Le remercier en est un autre.

Le remercier pour tous les cadeaux sans fin qu’Il nous octroie tout au long des jours, tout au long de nos vies.

Si nous y réfléchissions ensemble….

Le remercier pour nos cinq sens, pour chaque expiration, chaque os, chaque geste, chaque fruit, chaque saveur, chaque odeur, pour nos voyages, chaque paysage si différents, pour nos familles, nos amours, nos qualités, nos goûts, notre confort…La liste peut s’allonger à l’infini !

Le respecter s’est se souvenir de Lui.

C’est Lui obéir en tout, respecter l’Islam, et faire connaître cette religion de vérité, faite pour toute l’humanité.

C’est Le prier en ses heures indiquées.

L’écouter en venant lire Sa Parole dans Son Saint Cor’an.

Faire Son Dikhr.

Respecter Ses lois et injonctions.

C’est ne pas Lui désobéir.

C’est vouloir tout faire pour Le satisfaire, au point d’en faire son ami.

C’est apprendre Son Saint Cor’an par cœur.

La courtoisie à son égard consiste aussi à ne pas être trop pressé dans la réalisation de nos invocations.

Ne pas désespérer.

Accepter Ses décrets.

Ne pas se révolter devant les points difficiles qui nous sont incompréhensibles face à un destin personnel, ou collectif.

C’est ne pas Le taxer d’injuste lorsqu’on ne comprend un événement tragique.

C’est ne pas faire montre d’orgueil et toujours espérer Sa miséricorde.

C’est avoir Foi en Lui quoiqu’il arrive.

 

 

2-La politesse à l’égard du Saint prophète Muhammed (saws)

 

C’est tout d’abord connaître et apprendre les détails de sa vie.

L’aimer au point de vouloir l’imiter en tout acte.

C’est respecter sa Sunna.

Connaître et appliquer autant que faire se peut ses haadith.

C’est faire le plus de salawat possible à tous moments.

C’est fêter sa naissance. Se rassembler avec les musulmans pour prier lors de l’anniversaire de sa mort.

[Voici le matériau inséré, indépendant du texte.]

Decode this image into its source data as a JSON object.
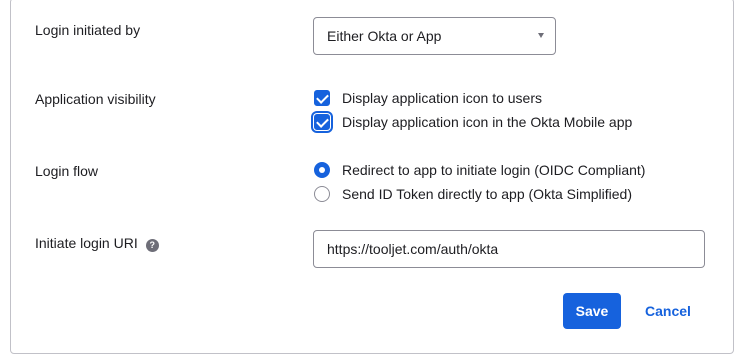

Connaître la vie de ses épouses, nos mères, et ses compagnons.

L’aimer, c’est donner le meilleur exemple.

Le respecter c’est respecter l’Islam.

Et transmettre cette belle religion sacrée.

 

 3-La courtoisie et le respect du aux Maîtres et aux shuyoukh.

 

Ce sont de Saintes personnes qu’Allah a choisi pour qu’ils enseignent la religion aux gens, et que grâce à leur baraka il peuvent transmettent plus efficacement nos demandes, qui par eux sont souvent acceptées, puisqu’ils sont "les rapprochés d’Allah," quoiqu’en disent ceux qui manquent de compréhension devant la spiritualité en lien direct avec la Sainte tradition.

De nombreux hadith et ouvrages prouvent la nécessité d’avoir recours à ces Saintes personnes, hommes ou femmes d’ailleurs.

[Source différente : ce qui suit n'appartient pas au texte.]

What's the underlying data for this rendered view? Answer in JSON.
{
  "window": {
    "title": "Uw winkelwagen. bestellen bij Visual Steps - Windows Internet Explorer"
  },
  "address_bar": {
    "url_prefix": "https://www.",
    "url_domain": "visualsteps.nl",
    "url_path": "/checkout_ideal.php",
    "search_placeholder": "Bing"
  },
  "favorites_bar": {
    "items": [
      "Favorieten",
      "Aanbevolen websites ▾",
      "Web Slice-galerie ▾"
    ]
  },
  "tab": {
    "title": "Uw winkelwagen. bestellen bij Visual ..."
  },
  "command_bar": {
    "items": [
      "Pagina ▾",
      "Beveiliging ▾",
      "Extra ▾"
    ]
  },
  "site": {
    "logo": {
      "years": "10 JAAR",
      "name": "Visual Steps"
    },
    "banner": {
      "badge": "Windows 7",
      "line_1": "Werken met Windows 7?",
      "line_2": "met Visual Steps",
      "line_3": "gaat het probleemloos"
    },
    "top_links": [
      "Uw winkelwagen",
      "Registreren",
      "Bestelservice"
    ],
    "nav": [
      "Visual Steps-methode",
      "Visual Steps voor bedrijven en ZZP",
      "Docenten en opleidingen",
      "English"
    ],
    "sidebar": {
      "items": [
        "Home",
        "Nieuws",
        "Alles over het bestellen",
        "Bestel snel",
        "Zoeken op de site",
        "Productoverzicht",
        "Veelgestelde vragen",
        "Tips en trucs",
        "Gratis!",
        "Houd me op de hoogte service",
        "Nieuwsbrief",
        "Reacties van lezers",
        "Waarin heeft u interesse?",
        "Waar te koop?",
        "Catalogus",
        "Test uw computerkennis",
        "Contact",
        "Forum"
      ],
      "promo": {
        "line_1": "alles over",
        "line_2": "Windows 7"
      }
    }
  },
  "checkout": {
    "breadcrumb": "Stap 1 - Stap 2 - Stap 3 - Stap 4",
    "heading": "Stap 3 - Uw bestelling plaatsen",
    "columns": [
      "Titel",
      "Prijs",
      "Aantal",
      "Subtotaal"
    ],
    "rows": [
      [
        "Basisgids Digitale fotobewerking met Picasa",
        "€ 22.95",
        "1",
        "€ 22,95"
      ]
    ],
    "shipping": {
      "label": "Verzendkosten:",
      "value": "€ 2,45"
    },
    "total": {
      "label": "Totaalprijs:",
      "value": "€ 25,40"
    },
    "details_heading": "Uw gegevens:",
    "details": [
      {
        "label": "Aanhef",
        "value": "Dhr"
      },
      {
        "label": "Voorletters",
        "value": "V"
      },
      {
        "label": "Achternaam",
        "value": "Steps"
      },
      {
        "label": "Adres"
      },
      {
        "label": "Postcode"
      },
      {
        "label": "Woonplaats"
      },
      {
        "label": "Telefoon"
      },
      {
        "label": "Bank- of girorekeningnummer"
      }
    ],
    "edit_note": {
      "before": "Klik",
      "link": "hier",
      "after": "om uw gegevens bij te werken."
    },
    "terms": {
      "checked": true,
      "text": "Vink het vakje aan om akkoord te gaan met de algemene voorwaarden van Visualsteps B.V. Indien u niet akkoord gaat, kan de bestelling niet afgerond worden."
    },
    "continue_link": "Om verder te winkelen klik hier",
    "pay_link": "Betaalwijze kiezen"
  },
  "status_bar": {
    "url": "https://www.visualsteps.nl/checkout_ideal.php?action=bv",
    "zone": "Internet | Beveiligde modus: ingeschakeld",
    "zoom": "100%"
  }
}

Aussi, c’est dire s’ils méritent notre grand respect puisqu’on les désigne par le titre gracieux

d’ "Ombres du Prophète sur terre." 

Aller leur rendre visite apporte la baraka et montre à Dieu, notre attachement à la saine tradition.

Lorsqu’on est près d’eux, on se doit de prendre respectueusement leurs mains, et y effleurer un baiser léger puis porter leur main à notre front.

Attendre qu’ils nous interrogent. Leur répondre sans hausser le ton, rapidement, car ce sont des gens très pris.

Il est d’usage de leur faire des demandes de du’as de façon courtoise, mais pas pour des raisons futiles, telles que l’enrichissement ou autres sottises.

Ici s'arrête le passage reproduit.